I needed to solve the problem by setting up the dilemma before the scene in question and by consistently showing these two traits.  Because of the particular exchange with the beta reader, I instead wrote this really horrible scene showing the protagonist agonizing over whether to tell his boss.  It turned out dreadful, and I spent a lot of time trying to fix it.

If you’re like me, you’ll add a scene on the scantest of excuses, but removing one takes an act of congress.  That’s why it took me a long time to figure out that I just needed to delete the entire thing.

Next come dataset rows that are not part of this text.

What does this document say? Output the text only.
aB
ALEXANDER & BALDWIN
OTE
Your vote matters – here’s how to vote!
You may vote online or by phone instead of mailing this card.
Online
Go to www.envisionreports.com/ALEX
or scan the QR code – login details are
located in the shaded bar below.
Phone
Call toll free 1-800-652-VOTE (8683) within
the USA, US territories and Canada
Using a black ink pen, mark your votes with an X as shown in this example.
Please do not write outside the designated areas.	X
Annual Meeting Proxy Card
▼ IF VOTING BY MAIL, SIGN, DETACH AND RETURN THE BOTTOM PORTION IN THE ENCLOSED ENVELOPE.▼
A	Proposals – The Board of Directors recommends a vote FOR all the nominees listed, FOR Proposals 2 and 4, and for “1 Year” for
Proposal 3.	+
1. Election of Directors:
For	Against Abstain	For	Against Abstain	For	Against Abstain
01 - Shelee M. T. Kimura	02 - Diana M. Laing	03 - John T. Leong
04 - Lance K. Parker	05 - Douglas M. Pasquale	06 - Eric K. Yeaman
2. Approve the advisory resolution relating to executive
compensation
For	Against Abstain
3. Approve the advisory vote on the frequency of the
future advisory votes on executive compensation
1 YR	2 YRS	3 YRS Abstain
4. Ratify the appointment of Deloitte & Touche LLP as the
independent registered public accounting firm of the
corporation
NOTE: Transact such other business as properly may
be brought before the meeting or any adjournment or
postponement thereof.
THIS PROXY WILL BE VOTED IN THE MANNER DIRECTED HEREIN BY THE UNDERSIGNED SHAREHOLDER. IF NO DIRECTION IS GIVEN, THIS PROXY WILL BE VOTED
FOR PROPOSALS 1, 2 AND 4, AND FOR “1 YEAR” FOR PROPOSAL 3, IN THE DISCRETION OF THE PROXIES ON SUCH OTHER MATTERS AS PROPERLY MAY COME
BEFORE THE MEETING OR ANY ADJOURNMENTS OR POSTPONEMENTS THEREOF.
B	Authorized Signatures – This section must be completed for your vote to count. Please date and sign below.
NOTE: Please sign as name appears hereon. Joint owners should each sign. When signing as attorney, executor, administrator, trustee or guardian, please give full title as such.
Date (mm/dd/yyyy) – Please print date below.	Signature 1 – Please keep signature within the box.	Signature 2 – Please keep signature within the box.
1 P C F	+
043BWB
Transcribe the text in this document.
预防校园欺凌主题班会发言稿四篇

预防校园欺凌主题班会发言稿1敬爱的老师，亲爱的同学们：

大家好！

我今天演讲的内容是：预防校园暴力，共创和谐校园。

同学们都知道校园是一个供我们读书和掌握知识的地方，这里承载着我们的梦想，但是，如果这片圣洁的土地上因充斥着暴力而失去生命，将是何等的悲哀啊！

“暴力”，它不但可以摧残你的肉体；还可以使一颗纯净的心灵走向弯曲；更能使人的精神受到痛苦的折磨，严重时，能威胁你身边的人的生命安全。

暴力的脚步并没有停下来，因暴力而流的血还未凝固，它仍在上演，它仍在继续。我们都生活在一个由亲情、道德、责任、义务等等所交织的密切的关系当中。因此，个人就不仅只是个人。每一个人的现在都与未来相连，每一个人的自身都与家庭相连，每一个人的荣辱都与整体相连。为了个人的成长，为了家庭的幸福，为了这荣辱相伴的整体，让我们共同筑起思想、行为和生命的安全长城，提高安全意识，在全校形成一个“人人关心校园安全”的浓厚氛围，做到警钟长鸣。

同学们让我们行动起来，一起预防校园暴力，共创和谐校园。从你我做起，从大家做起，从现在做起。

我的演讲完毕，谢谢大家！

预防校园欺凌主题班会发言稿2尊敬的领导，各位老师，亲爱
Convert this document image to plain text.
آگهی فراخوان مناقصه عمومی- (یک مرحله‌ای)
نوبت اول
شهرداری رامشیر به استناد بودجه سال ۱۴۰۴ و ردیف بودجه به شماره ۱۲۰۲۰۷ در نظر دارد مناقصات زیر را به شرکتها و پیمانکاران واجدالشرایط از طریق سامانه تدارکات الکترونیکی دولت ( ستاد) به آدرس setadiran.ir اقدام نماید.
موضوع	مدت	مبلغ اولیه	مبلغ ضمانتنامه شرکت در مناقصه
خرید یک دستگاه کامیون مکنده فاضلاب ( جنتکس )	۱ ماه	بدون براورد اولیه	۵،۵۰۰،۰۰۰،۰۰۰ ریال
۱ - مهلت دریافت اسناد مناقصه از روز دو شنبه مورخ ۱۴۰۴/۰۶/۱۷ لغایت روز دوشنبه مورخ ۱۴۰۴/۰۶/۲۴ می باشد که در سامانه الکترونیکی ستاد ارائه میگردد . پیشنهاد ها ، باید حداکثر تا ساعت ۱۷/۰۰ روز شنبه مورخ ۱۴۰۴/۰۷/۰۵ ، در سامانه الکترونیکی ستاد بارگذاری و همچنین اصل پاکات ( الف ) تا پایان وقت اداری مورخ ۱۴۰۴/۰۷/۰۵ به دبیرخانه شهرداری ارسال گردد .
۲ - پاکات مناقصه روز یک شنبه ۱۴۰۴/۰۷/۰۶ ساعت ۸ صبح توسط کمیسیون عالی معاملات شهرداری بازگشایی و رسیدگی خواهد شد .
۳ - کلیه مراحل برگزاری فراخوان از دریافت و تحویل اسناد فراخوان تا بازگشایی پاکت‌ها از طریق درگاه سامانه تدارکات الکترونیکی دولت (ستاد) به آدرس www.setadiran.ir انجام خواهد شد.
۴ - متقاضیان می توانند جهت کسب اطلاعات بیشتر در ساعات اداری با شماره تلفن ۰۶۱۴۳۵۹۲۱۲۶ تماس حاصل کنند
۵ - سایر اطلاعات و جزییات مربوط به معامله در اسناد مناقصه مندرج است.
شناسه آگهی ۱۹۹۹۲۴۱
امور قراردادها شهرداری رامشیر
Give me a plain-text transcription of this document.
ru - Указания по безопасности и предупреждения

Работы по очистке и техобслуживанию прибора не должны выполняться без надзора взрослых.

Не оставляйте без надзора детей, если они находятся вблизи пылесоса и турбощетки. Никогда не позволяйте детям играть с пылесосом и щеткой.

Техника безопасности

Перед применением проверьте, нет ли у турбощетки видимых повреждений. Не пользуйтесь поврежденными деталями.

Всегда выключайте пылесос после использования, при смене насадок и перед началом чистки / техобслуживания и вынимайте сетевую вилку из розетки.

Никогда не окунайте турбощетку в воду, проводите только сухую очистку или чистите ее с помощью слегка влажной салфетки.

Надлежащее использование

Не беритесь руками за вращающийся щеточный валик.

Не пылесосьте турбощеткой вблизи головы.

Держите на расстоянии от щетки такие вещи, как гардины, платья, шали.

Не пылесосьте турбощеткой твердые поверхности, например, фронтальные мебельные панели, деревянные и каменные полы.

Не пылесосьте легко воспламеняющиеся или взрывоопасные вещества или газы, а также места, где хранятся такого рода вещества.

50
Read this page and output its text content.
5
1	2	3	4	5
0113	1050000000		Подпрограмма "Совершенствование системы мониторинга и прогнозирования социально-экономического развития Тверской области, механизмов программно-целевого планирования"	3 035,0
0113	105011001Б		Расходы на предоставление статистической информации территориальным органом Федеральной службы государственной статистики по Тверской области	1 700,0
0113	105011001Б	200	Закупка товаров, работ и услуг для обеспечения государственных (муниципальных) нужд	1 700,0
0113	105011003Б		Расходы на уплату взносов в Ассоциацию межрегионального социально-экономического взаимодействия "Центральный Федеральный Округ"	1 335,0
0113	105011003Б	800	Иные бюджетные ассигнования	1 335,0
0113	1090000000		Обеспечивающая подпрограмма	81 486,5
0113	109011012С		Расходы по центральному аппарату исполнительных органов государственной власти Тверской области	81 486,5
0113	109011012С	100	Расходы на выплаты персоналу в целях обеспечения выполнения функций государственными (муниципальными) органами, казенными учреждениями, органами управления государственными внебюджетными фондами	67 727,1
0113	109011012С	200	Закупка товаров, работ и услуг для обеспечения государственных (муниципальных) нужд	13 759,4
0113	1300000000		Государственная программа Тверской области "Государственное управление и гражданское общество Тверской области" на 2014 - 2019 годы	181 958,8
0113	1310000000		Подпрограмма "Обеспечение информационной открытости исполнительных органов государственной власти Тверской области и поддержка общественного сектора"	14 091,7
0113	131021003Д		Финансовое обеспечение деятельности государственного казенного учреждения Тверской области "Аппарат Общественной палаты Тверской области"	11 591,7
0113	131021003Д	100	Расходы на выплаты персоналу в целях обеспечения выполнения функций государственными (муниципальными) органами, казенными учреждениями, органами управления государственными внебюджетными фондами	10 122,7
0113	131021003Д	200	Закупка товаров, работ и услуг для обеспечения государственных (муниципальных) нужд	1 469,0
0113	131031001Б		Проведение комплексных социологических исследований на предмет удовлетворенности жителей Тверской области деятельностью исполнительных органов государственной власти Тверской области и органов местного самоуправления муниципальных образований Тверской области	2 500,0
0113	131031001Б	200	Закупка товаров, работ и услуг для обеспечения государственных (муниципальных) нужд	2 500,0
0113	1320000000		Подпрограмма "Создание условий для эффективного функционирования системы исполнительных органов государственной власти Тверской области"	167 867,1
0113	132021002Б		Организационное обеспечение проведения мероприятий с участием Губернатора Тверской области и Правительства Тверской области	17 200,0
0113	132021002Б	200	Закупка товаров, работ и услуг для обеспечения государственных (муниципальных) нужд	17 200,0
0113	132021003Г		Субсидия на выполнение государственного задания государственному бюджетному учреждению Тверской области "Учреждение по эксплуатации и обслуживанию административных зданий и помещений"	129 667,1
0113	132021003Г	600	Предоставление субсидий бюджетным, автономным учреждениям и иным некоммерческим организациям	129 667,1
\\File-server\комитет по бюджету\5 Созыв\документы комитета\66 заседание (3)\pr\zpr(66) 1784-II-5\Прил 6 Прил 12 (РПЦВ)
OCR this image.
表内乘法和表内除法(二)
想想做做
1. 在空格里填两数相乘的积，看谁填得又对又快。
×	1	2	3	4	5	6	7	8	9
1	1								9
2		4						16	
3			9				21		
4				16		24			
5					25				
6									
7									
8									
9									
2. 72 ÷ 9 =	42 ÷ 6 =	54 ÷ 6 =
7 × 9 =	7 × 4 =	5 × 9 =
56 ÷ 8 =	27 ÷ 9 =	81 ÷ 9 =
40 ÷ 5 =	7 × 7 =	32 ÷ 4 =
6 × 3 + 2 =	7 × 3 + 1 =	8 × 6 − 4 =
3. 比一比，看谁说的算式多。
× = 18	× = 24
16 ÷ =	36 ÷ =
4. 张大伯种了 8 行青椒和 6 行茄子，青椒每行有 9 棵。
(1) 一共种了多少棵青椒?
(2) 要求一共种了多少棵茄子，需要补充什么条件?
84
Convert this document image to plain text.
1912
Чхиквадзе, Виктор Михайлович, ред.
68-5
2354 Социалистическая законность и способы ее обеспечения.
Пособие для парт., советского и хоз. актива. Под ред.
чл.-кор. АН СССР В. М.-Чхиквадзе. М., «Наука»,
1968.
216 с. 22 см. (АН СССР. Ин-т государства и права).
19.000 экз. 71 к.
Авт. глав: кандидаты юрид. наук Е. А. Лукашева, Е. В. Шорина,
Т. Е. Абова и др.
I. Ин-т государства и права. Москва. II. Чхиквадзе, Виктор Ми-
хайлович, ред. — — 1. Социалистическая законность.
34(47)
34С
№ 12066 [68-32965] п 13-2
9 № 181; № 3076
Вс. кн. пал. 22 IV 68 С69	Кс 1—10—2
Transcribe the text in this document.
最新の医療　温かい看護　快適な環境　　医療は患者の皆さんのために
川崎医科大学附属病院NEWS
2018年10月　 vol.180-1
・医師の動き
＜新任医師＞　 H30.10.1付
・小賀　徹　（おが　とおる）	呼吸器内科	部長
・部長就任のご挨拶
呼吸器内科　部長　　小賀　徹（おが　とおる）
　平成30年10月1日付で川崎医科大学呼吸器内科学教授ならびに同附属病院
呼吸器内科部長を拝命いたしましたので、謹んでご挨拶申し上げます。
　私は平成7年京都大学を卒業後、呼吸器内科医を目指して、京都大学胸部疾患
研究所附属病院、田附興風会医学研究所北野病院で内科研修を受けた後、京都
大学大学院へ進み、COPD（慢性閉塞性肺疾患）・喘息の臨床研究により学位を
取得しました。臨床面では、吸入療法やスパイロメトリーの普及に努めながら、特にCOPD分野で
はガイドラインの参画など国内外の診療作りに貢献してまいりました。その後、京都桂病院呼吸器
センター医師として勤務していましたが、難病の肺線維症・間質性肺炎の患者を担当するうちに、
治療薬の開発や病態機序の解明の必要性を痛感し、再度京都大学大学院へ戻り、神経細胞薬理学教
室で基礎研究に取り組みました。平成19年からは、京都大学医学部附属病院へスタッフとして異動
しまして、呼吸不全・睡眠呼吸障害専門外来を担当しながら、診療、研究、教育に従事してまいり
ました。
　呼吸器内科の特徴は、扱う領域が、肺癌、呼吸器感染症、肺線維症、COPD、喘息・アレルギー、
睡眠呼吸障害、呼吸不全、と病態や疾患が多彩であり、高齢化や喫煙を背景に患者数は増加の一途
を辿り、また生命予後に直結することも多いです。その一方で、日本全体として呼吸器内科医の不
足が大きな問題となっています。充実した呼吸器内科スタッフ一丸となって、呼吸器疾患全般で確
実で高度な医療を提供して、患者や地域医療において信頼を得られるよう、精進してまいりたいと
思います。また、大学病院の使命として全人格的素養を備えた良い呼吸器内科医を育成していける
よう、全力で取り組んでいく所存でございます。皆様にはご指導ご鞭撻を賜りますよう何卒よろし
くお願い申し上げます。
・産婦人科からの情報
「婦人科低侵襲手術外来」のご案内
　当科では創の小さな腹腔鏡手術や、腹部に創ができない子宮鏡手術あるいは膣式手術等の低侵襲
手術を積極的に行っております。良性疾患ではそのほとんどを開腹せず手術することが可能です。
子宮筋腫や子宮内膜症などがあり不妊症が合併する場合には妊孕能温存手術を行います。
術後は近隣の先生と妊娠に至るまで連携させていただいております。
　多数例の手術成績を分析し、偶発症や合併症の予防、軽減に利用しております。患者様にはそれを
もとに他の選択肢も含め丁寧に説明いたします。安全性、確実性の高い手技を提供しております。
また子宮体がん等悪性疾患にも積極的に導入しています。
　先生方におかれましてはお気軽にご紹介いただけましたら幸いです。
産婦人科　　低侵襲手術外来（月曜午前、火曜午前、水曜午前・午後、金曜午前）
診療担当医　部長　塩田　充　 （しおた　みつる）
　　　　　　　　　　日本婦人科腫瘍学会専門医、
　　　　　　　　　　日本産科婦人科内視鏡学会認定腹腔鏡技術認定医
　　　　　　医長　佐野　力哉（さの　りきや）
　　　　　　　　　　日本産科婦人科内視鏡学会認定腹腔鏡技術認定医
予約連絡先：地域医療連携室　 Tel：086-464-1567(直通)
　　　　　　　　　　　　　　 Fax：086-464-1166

Beta readers are essential to your success and your learning to be a better writer.  You are too close to your work to properly evaluate it.  However, not keeping your beta readers’ comments in perspective can ruin your work faster than not using them at all.  Here are some of the ways:

  1. Beta readers aren’t readers – A reader is willing to let you lead them on a journey.  A beta reader is actively searching for flaws in your work and is going to discover them whether they exist or not.  Their thinking is that, if they don’t make any comments, they’re not doing their job.  Their unmerited comments can then lead you to over explain.
  2. Beta readers have preconceived notions – Whereas a reader will let you reveal the plot and characters by the events that unfold, a beta reader is much more likely to decide in advance how a feature of your society works or how a character should behave.  These notions then can cause you to change something that negatively impacts your vision.
  3. Beta readers have pet peeves – Everyone has issues that bother them much more than it bothers anyone else.  Beta readers, especially those who aren’t self aware enough to understand their own pet peeves, will vehemently argue against you doing something that remotely approaches these issues.  This vehemence can lead you to make changes impacting plot lines and story arcs for no good reason.

Your best bet is to get to know your beta reader.  Analyze the comments to detect their hot button issues.  Use your judgment.  Don’t take a single person’s advice if it seems wrong to you.